Early in the course of the Reformation, a number of young humanists such as Martin Bucer were attracted to the Reformation and saw in Luther another Erasmus. Both had even expressed admiration of each other. Like Erasmus, Luther had criticized indulgences, monasticism and other abuses in the church and advocated for a return to original sources. For Luther, this meant a return to the Bible. In fact, Luther based his German translation of the New Testament on Erasmus’ critical version of the Greek New Testament. But whereas Luther was a man of vocation, bound to his call to serve as a doctor of the church and who took seriously his duty to teach the Word of God, Erasmus, released from his monastic vows by a dispensation from the pope, lived a transient life that reflected his values of academic freedom and independence.


Illegitimately born, Erasmus of Rotterdam was educated at various parochial schools in the Netherlands and forced by poverty into monasticism. An appointment as secretary to the archbishop of Cambrai enabled him to study at the University of Paris. Thereafter, he taught in Cambridge, England, among other places; took a doctorate in Turin; and worked for a publisher in Basel. To preserve this freedom, Erasmus – pressured by the pope to do so – attacked Luther.

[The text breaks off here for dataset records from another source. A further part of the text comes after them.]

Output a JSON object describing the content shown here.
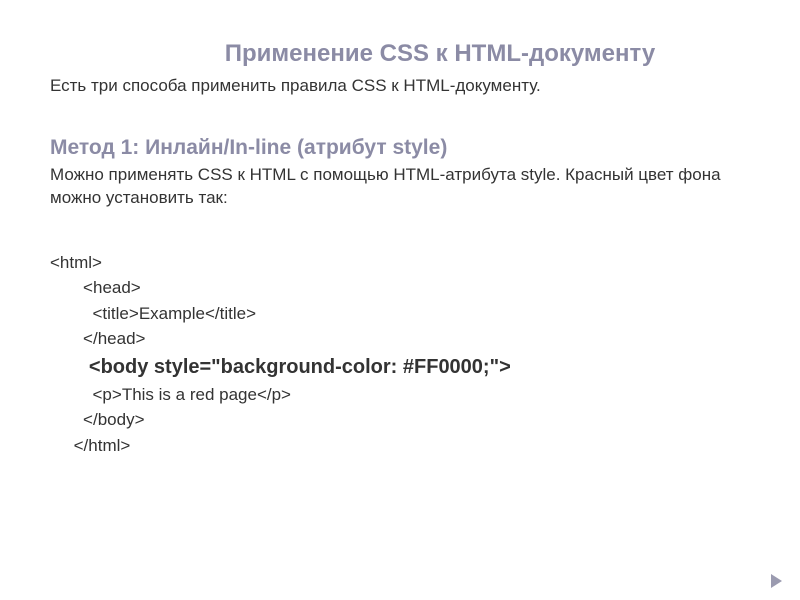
{
  "title": "Применение CSS к HTML-документу",
  "intro": "Есть три способа применить правила CSS к HTML-документу.",
  "method": {
    "title": "Метод 1: Инлайн/In-line (атрибут style)",
    "description": "Можно применять CSS к HTML с помощью HTML-атрибута style. Красный цвет фона можно установить так:"
  },
  "code": {
    "line1": "<html>",
    "line2": "       <head>",
    "line3": "         <title>Example</title>",
    "line4": "       </head>",
    "line5": "       <body style=\"background-color: #FF0000;\">",
    "line6": "         <p>This is a red page</p>",
    "line7": "       </body>",
    "line8": "     </html>"
  }
}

Erasmus’ influence during his own lifetime began to wane as Luther became more popular. Today he is most known for his humorous satire, especially his In Praise of Folly. Yet, he was a hero for many philosophers during the Enlightenment, and his version of an ethically oriented, tolerant and doctrinally ambiguous Christianity has gained traction. Erasmus’ legacy continues to present an alternative that is attractive to our sinful nature, a legacy that elevates human freedom and robs Christ of His glory.